(Barcelona, 1985). Es autor de Tantas cosas dicen (Editorial Comba, 2020).
Conozco el recorrido y las paradas previstas, también las lecturas, y no me equivocaría demasiado si enumerase a las personas con las que me voy a encontrar. Está el viaje todo planificado, es fácil proyectarlo en esta libreta. Viajo porque viajo y porque lo escribo.
A Nonoy no la voy a ver. Pienso en ella, aun así, en el cuento que fue y habré de contarme para mis adentros. Dentro de un rato, tal vez, o en unos días, qué más da, el cuento goza de una ubicuidad que vence el tiempo y la idea misma de viaje. Podría convertirme yo en uno y eso me daría mucha más fuerza que cualquier lugar adonde vaya a asomarme. «El caso es que estoy llegando», leo en una vieja edición de los diarios de Rosa Chacel, hace un rato, antes del viaje pero ya en él. Llegando.
Me acomodo junto a la ventanilla en el tren que ha de llevarme a Madrid. Conoceré por fin a Ricardo Martínez Llorca, después de trabajar y publicar su impecable crónica sobre el cultivo de la soja transgénica en el desierto verde argentino, El viento y la semilla. Lo presentaremos Fede y yo. Y aunque me cuesta aventurar qué tal estará el aforo, lo lógico será que reunamos a más gente en Salamanca y Valladolid, tierra del autor. Las presentaciones tienen demasiado de lotería, son un modelo de promoción que quizá convenga replantearse. Lo hablaremos con Ricardo y Fede, en función de la alegría con que nos reciban los lectores; y si bien yo diré que toda presentación genera ruido y por tanto es propicia, Fede dirá que el problema estriba en que nunca sabemos al cien por cien el material que acarreamos, si al trasladárselo a los lectores nos dejará más ligeros o más pesados.
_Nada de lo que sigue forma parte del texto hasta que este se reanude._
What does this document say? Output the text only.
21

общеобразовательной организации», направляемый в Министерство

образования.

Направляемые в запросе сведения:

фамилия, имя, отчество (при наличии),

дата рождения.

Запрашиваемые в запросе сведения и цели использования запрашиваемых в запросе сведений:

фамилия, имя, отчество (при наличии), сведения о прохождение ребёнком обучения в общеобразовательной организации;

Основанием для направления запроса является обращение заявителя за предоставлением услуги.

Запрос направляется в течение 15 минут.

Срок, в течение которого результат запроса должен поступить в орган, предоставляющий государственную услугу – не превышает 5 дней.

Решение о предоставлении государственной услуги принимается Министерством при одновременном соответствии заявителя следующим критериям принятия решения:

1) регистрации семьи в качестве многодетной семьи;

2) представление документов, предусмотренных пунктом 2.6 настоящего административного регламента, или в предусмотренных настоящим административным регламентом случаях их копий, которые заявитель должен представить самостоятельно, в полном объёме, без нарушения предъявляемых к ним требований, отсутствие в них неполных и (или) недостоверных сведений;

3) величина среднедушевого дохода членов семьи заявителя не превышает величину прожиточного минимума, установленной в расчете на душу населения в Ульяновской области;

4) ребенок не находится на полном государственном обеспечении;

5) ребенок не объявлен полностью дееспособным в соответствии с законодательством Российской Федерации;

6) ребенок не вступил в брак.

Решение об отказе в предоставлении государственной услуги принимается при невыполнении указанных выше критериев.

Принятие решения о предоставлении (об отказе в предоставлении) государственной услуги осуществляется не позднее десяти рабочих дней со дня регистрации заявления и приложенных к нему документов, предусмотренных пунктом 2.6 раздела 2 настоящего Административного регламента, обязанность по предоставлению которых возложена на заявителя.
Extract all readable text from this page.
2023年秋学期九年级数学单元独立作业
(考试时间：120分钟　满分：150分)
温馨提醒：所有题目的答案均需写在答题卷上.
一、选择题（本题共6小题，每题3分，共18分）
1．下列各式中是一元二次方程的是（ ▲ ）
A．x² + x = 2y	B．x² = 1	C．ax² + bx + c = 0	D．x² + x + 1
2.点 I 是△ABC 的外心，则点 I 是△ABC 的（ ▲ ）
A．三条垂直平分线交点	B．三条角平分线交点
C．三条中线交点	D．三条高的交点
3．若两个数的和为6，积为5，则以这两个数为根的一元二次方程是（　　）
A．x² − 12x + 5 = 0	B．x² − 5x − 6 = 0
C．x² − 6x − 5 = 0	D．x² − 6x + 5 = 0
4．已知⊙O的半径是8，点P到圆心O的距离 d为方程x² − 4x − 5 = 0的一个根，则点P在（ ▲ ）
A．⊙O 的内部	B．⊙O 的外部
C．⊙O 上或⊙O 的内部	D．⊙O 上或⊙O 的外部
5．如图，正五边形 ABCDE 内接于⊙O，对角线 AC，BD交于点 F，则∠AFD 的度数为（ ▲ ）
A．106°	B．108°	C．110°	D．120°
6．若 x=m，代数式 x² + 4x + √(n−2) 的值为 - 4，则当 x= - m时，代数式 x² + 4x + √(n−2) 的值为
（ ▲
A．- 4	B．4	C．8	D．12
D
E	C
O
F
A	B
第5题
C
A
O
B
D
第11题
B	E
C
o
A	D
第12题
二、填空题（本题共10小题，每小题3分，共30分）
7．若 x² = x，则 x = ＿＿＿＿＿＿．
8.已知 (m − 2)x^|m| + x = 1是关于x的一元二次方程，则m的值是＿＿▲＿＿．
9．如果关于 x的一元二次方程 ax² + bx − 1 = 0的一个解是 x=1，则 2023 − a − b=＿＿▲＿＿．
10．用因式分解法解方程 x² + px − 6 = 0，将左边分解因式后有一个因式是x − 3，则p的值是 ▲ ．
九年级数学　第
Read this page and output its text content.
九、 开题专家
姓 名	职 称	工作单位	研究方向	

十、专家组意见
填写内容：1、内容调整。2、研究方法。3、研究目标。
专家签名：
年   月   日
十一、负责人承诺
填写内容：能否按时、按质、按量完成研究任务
Y lo dirá por el burro de la fábula de Esopo. Y por Nonoy.
—¿Por qué fuiste a contarle esa fábula?
—Porque entonces yo tampoco lo tenía claro.
Nonoy vino a España con una beca para la investigación. Podría acompañarnos en las presentaciones; procede de una región cercana a las que recorrió Ricardo para su crónica, millones y millones de hectáreas destinadas al monocultivo de la soja transgénica, las cuales, según él reporta, crecen a una velocidad de dos millones de hectáreas por año. Y en aumento. Para ello usan unas enormes topadoras con las que desmontan los bosques «arrancando los árboles de raíz, como si estuvieran enrollando una alfombra», tan visual la imagen que siento un escalofrío con sólo leerla. Es como una sacudida del tren, brusco traqueteo interno. Serán zonas parecidas a esta que veo por la ventanilla, pura meseta, y que pese a la velocidad a la que avanzamos se queda largo rato en la retina, inmóvil, vasto espacio que allá será aun más grande y llano. Es una buena comparación para el acto de esta tarde, con el agravante —dato básico— de que el cultivo de las semillas transgénicas impide la normal rotación de la tierra y hace que ésta se convierta antes de tiempo «en un pedregal, en un suelo laterítico que a lo más que se parece es al polvo de Marte».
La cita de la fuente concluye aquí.